1950s German Violin “Hillendale ½”

A couple of weeks ago I passed a garage sale. The best kind. Made an offer on two student violins in unplayable condition. A ½ size and a ¼ size. Got the call back and picked them up last week.

I tightened up the old strings on the larger of the violins, liked its tone, so started with that one. Fit a new peg, straightened out the bridge – maybe, and cleaned up the entire fiddle with naphtha, then a Behlen polishing agent.

Turns out, after cleaning off the funk, that the ½ has real purfling, the ebony strips of wood inlaid around the perimeter. Also the two-piece back covers the heel of the neck; there is not a separate heel cap; a good sign.

Looks like we have a special violin here. As Steve Fields says, the better the student, the better the violin they should have when young. Some lucky kid will end up with this violin at a decent price.

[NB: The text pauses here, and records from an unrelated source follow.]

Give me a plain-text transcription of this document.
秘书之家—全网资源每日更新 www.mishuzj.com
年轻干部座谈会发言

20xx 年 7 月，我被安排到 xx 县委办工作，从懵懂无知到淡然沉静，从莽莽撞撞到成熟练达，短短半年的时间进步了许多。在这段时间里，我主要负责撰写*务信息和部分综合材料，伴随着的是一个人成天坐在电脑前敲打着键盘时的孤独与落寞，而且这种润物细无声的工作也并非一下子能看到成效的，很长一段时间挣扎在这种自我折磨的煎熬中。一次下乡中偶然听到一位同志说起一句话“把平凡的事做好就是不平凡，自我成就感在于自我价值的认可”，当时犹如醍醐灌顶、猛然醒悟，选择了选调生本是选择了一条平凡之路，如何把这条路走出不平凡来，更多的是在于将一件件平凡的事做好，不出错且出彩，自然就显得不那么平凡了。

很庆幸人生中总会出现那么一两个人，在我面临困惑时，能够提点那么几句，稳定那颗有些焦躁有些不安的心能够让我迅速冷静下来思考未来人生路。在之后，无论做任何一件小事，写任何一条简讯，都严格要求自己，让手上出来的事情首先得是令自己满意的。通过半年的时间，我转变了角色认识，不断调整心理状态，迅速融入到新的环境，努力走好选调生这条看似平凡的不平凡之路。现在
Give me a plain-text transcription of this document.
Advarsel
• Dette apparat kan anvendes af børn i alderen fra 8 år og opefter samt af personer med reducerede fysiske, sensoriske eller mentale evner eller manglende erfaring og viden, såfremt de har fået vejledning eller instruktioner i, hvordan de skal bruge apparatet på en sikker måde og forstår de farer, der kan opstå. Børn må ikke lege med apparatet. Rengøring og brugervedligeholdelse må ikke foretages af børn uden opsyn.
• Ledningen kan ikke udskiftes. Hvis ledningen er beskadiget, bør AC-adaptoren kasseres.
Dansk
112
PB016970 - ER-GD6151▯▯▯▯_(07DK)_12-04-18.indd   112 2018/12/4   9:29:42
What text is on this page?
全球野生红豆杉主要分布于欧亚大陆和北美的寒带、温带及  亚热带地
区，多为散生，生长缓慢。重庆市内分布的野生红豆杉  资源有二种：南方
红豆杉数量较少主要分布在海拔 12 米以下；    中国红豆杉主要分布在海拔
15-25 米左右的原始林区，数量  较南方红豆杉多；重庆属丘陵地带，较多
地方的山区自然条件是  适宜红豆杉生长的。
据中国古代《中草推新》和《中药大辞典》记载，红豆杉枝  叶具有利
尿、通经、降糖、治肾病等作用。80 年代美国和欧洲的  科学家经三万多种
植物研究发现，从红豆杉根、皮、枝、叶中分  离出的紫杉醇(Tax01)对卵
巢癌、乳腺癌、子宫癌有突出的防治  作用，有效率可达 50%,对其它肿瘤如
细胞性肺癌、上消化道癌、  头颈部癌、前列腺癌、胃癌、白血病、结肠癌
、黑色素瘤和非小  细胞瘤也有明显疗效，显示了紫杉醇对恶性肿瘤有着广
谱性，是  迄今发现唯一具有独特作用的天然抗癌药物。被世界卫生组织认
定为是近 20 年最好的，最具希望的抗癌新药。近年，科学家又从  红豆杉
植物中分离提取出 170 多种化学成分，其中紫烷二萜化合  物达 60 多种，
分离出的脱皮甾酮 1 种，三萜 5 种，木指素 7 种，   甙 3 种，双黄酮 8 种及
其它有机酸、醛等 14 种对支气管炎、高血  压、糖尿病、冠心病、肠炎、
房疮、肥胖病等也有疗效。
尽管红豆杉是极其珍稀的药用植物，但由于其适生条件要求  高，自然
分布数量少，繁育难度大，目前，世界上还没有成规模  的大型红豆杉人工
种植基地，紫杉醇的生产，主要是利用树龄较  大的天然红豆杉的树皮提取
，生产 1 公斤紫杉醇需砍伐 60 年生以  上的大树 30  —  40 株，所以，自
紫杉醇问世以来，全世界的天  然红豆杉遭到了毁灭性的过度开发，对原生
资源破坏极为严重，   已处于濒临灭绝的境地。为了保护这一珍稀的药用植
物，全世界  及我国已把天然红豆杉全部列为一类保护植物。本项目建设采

The D’Addario Helicores arrived from Johnson Strings Friday, and Saturday afternoon was the perfect rainy day to string a violin and perform final shaping to the bridge. Despite my finest efforts to ruin yet another bridge, everything came out as close to perfect as I dare. This violin, unplayed since the ’70s, is back in fine fiddle. Clear tone, fast action, and LOUD.

Lastly, 1/16″ cork was used to restore the original ebony chin rest.  And a wipe of linseed oil to complete the refurbishment. 

Acquired at the same time,  Hillendale ¼, with a “Made In Germany, US Zone” label,  has amazing tone as well!

Never say lastly;  there is always something else.  Steve Fields played the ½.  It’s original bridge, though tweedled with, was still tweedledum.  And the sound post …  So I fiddled with the sound post and recut the existing bridge.  Olivia tried it the following week;  not enough arc on the bridge, and 1.5mm at the G string.  Wow, we’re not doing the Limbo here, Jim.  Too Low!  Back to the shop.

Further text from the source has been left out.